I segnali erano inequivocabili: già il 2 ottobre scorso l’Adi (Azione democratica indipendente), il principale partito di opposizione di São Tomé e Príncipe, un piccolo paese insulare africano sull’Atlantico con poco più di 200mila abitanti, aveva vinto le elezioni presidenziali, portando il proprio candidato, Carlos Vila Nova, alla massima carica dello stato.
Si era allora sviluppata una convivenza fra Vila Nova e il governo guidato da Jorge Bom Jesus, dell’Mlstp-Psd (Movimento di liberazione di São Tomé e Príncipe – Partito social democratico).

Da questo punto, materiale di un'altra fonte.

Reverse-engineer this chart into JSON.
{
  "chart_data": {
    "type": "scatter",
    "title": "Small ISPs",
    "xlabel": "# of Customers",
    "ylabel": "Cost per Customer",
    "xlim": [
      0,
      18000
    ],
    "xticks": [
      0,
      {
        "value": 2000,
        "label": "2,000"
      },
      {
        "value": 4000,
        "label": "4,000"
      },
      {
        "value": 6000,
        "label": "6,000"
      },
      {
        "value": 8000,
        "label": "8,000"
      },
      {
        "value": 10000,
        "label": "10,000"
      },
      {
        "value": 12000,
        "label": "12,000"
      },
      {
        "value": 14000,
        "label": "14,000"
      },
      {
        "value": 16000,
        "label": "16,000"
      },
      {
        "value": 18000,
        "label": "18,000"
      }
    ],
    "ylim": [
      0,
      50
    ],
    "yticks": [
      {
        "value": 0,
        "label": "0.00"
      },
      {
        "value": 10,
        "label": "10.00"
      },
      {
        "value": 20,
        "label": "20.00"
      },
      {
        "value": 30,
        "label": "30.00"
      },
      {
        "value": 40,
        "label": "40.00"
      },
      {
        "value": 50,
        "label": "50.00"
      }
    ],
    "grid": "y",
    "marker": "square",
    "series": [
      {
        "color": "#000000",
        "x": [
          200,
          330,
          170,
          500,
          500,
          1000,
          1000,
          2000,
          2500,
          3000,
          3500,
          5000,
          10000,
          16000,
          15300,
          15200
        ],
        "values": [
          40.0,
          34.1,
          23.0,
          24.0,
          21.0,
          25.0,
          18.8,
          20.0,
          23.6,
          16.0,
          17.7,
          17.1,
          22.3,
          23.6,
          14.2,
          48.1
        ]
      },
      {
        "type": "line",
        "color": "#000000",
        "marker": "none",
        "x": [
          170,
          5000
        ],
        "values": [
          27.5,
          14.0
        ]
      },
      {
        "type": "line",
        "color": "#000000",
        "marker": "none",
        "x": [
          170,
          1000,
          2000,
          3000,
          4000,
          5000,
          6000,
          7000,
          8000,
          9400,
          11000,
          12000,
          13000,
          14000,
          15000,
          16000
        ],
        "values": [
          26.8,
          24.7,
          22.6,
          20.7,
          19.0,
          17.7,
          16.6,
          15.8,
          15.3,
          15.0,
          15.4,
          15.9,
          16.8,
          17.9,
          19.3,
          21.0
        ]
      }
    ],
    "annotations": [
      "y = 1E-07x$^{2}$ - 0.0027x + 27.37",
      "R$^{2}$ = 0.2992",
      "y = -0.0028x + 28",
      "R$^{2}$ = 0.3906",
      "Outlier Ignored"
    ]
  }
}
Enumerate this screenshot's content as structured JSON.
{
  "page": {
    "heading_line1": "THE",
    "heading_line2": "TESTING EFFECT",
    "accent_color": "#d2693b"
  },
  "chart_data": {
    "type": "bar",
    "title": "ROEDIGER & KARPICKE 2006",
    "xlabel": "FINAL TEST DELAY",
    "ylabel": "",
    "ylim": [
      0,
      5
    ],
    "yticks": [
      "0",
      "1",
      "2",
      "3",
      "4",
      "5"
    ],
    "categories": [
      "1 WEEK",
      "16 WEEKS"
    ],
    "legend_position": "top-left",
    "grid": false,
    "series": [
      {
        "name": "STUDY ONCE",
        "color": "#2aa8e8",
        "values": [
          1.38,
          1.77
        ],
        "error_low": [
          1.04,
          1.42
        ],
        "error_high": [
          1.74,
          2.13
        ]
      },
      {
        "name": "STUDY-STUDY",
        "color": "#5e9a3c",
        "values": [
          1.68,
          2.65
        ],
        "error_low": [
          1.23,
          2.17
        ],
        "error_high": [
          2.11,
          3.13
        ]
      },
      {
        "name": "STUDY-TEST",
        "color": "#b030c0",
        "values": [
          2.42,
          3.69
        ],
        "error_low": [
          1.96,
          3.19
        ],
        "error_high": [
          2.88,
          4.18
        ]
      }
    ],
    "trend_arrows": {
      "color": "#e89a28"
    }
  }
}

Una convivenza che, coi risultati elettorali delle elezioni politiche del 25 settembre, è destinata a finire.
Il vincitore delle elezioni di domenica scorsa è stato infatti l’eterno mattatore della politica di São Tomé e Príncipe, Patrice Trovoada, fondatore dell’Adi e già primo ministro dal 2014 al 2018. A risultati provvisori non ancora annunciati si era già autoproclamato vincitore di più della metà dei 55 seggi parlamentari disponibili.
São Tomé e Príncipe ha adottato da tempo un sistema semi-presidenzialista, in cui il presidente della repubblica è capo dello stato, eletto direttamente, e il primo ministro è capo del governo, risultante dall’incarico conferitogli dal capo dello stato dopo il responso delle urne per eleggere i membri del parlamento.
Incarico che Trovoada si aspetta di ricevere dal suo compagno di partito, il presidente della repubblica Vila Nova.
Nelle recenti elezioni l’Adi avrebbe incassato circa 36mila voti, l’Mlstp-Psd circa 25mila, il movimento Basta – una nuova forza politica di espressione populista – quasi 7mila, mentre l’alleanza fra il Movimento dei cittadini indipendenti e il Partito di unità nazionale avrebbe raggiunto un consenso intorno ai 5mila voti.
Questi sarebbero i partiti che formeranno il nuovo parlamento – i cui seggi verranno ufficialmente distribuiti dal Tribunale costituzionale -, degli 11 che avevano partecipato alla contesa elettorale. Soltanto dopo questo passaggio si capirà se l’Adi avrà i seggi sufficienti per governare da solo, oppure se sarà costretto ad allearsi con una delle formazioni minori che sono entrate in parlamento.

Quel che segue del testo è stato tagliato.